Consumer Group Wins Access to Drug Data

March 12, 1998

Consumer Group Wins Access to Drug Data

Washington, D.C. — A federal judge has ruled that the Food and Drug Administration must release safety and effectiveness information about experimental drugs once manufacturers abandon efforts to seek approval for the drugs, except in extraordinary circumstances.

Public Citizen sought access under the Freedom of Information Act (FOIA) to safety and effectiveness information for four experimental drugs that were being tested on humans as part of the FDA’s Investigational New Drug Application (“IND”) process. The testing of each drug was halted because of health or safety concerns. The two manufacturers of the experimental drugs — Schering Corp. and Hoechst Marion Roussel — intervened in the case to fight release of the data.

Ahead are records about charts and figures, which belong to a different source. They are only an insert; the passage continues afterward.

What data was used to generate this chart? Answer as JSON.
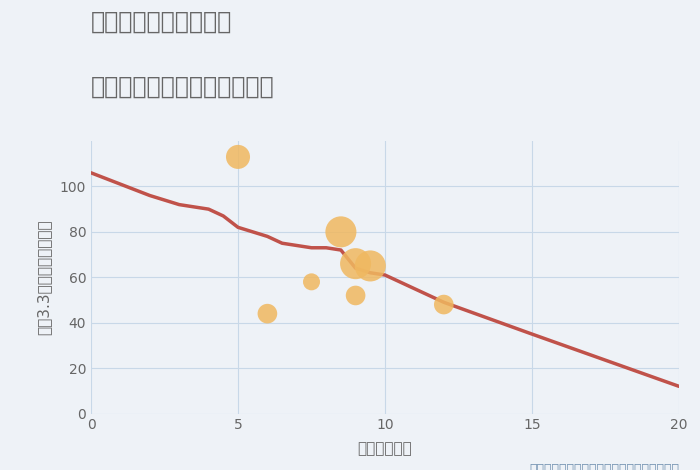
{
  "title_line1": "福岡県太宰府市宰府の",
  "title_line2": "駅距離別中古マンション価格",
  "xlabel": "駅距離（分）",
  "ylabel": "坪（3.3㎡）単価（万円）",
  "background_color": "#eef2f7",
  "plot_bg_color": "#eef2f7",
  "line_x": [
    0,
    1,
    2,
    3,
    3.5,
    4,
    4.5,
    5,
    5.5,
    6,
    6.5,
    7,
    7.5,
    8,
    8.5,
    9,
    9.5,
    10,
    12,
    15,
    20
  ],
  "line_y": [
    106,
    101,
    96,
    92,
    91,
    90,
    87,
    82,
    80,
    78,
    75,
    74,
    73,
    73,
    72,
    64,
    62,
    61,
    49,
    35,
    12
  ],
  "line_color": "#c0524a",
  "line_width": 2.5,
  "scatter_x": [
    5,
    6,
    7.5,
    8.5,
    9,
    9,
    9.5,
    12
  ],
  "scatter_y": [
    113,
    44,
    58,
    80,
    66,
    52,
    65,
    48
  ],
  "scatter_sizes": [
    300,
    200,
    150,
    500,
    500,
    200,
    500,
    200
  ],
  "scatter_color": "#f0b860",
  "scatter_alpha": 0.85,
  "scatter_edgecolor": "none",
  "xlim": [
    0,
    20
  ],
  "ylim": [
    0,
    120
  ],
  "xticks": [
    0,
    5,
    10,
    15,
    20
  ],
  "yticks": [
    0,
    20,
    40,
    60,
    80,
    100
  ],
  "grid_color": "#c8d8e8",
  "annotation": "円の大きさは、取引のあった物件面積を示す",
  "annotation_color": "#7090b0",
  "title_color": "#666666",
  "tick_color": "#666666",
  "title_fontsize": 17,
  "label_fontsize": 11,
  "annotation_fontsize": 9
}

“The court’s decision not only provides public access to particular drug safety information in this case but guarantees that the public will generally have access to information about drugs that have been abandoned because they pose unreasonable risks to patients,” said Lucinda Sikes, staff attorney for Public Citizen Litigation Group. “Congress recognized that the public should have access to this data, but until now the information was generally held secret by the FDA at the insistence of drug companies.”

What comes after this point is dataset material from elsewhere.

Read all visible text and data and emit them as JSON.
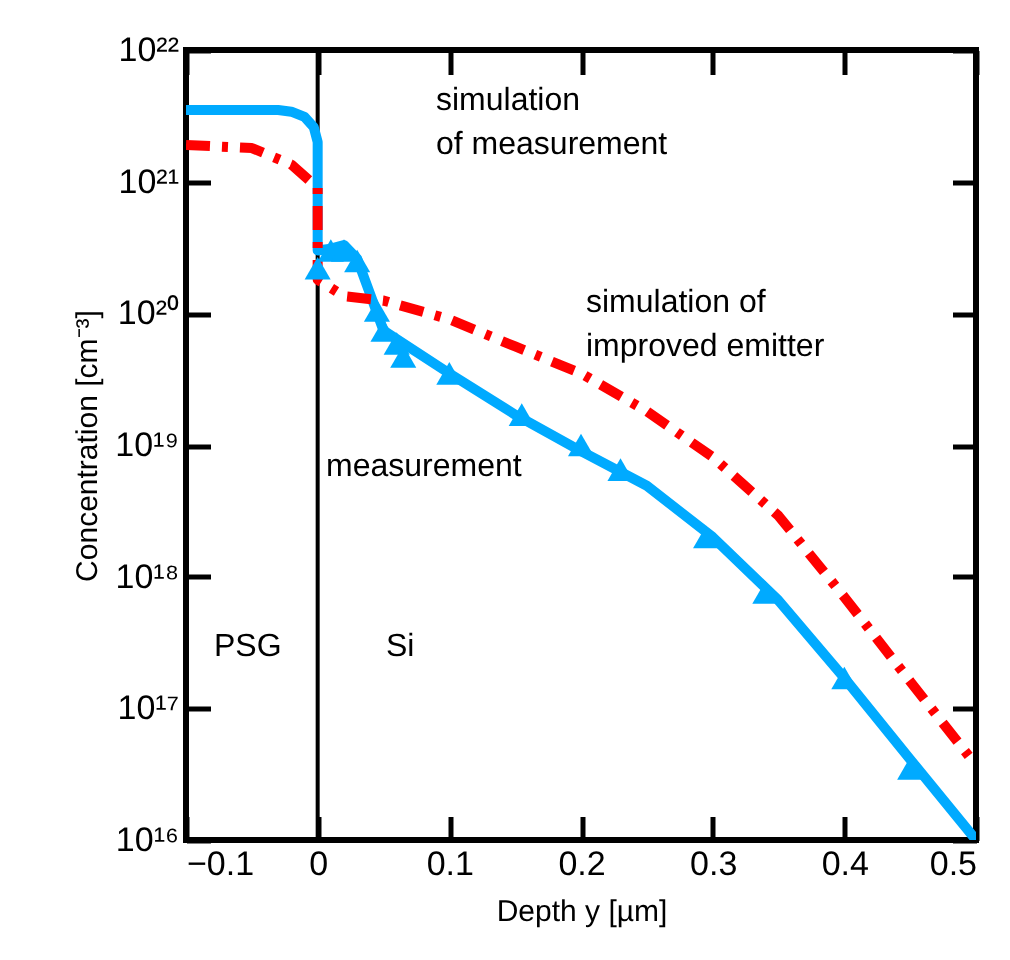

In a March 11 ruling, U.S. District Judge Royce Lamberth of Washington, D.C., found that a provision of the Waxman-Hatch Amendments to the Food, Drug and Cosmetic Act in 1984 requires that safety and effectiveness data be released to the public when no work is going to be undertaken to have the drug approved and no extraordinary circumstances exist.

Based on this disclosure provision, Lamberth ordered disclosure of data concerning three experimental drugs sponsored by Schering, because Schering conceded that it has abandoned their development and did not point to any “extraordinary, uncommon or otherwise atypical” circumstances that differentiate the competitive value of its data from the data concerning any other abandoned drug.

Lamberth did not order disclosure of data concerning HMR’s experimental drug because he was satisfied that HMR had not abandoned pursuit of FDA approval for its drug.

In earlier phases of the litigation, Public Citizen obtained access to tens of thousands of pages of drug safety data related to the experimental drugs of four other drug companies when those companies withdrew their objections to the release of the information.